Here in Ontario, we have our own hysterias. A strident group of anti-Muslim activists have been waging a noisy campaign to end Muslim prayer at schools in a big district near Toronto. At one school-board meeting, someone tore pages from the Koran and stomped all over them. At others, people leaped to their feet to denounce Islam. A parents’ group launched a petition complaining that “unsolicited exposure to religion” could “create subconscious bias in the minds of impressionable children for or against a faith.” In the latest bit of hate-filled showmanship (as a school-board spokesman aptly called it), a local agitator offered a $1,000 reward to any student who surreptitiously recorded hate speech during a Muslim prayer service.

Needless to say, Muslim prayer in schools has always been contentious. You may believe, as I do, that any type of prayer – including this type – has no place in the public schools. But I also believe it’s not the worst idea. Like it or not, religious accommodation is the law, and the schools are devoted to inclusiveness. Our interest is to integrate new Canadians, not segregate them. We want their children to be educated in the public schools, not religious schools. So we’d better make sure the kids (and parents) feel comfortable there. And if an optional 20-minute prayer session once a week helps them feel more welcome, then why not?

The Peel District School Board, where the current commotion has broken out, serves a sprawling, suburban multiethnic community whose Muslim population is around 10 per cent. Muslim students have been observing Friday prayers for 20 years. Other schools around the province make the same accommodation. It’s been a work in progress. One heavily Muslim school in Toronto faced tough questions a few years back because menstruating girls weren’t allowed to take part in the prayer service. There have been concerns about sexism, as well as worries about just what kind of Islam is being preached. The Peel board has conducted lengthy consultations about whether the students who lead the sessions may write their own sermons, and by whom, if anyone, they must be approved.

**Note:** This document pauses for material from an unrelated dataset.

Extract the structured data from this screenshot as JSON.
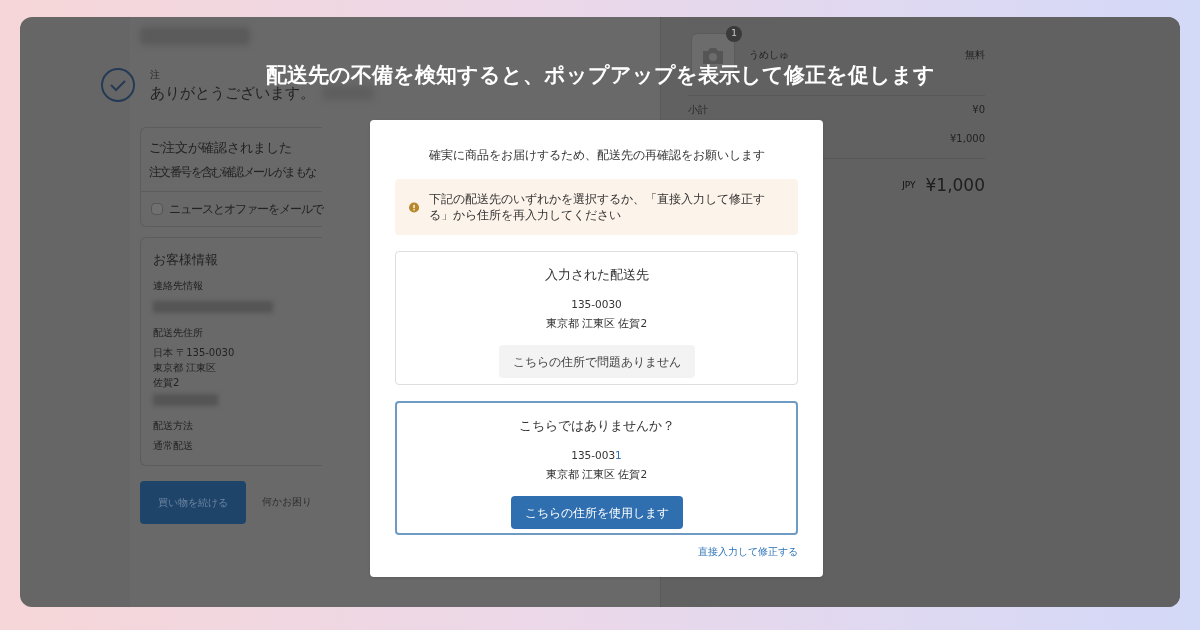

To be honest, I have no idea how all this will work out, and neither does anybody else. It will take a generation or more to tell. Canada is not immune from the ethnoreligious tensions that are rocking the world and there’s no way we can avoid them. But we can discourage the fear-mongers and the hate-mongers from poisoning our public discourse. We won’t always agree, especially over symbols that touch our deepest values. Let’s just hope we can keep finding ways to disagree politely. That’s supposed to be the Canadian way, and I don’t want to lose it.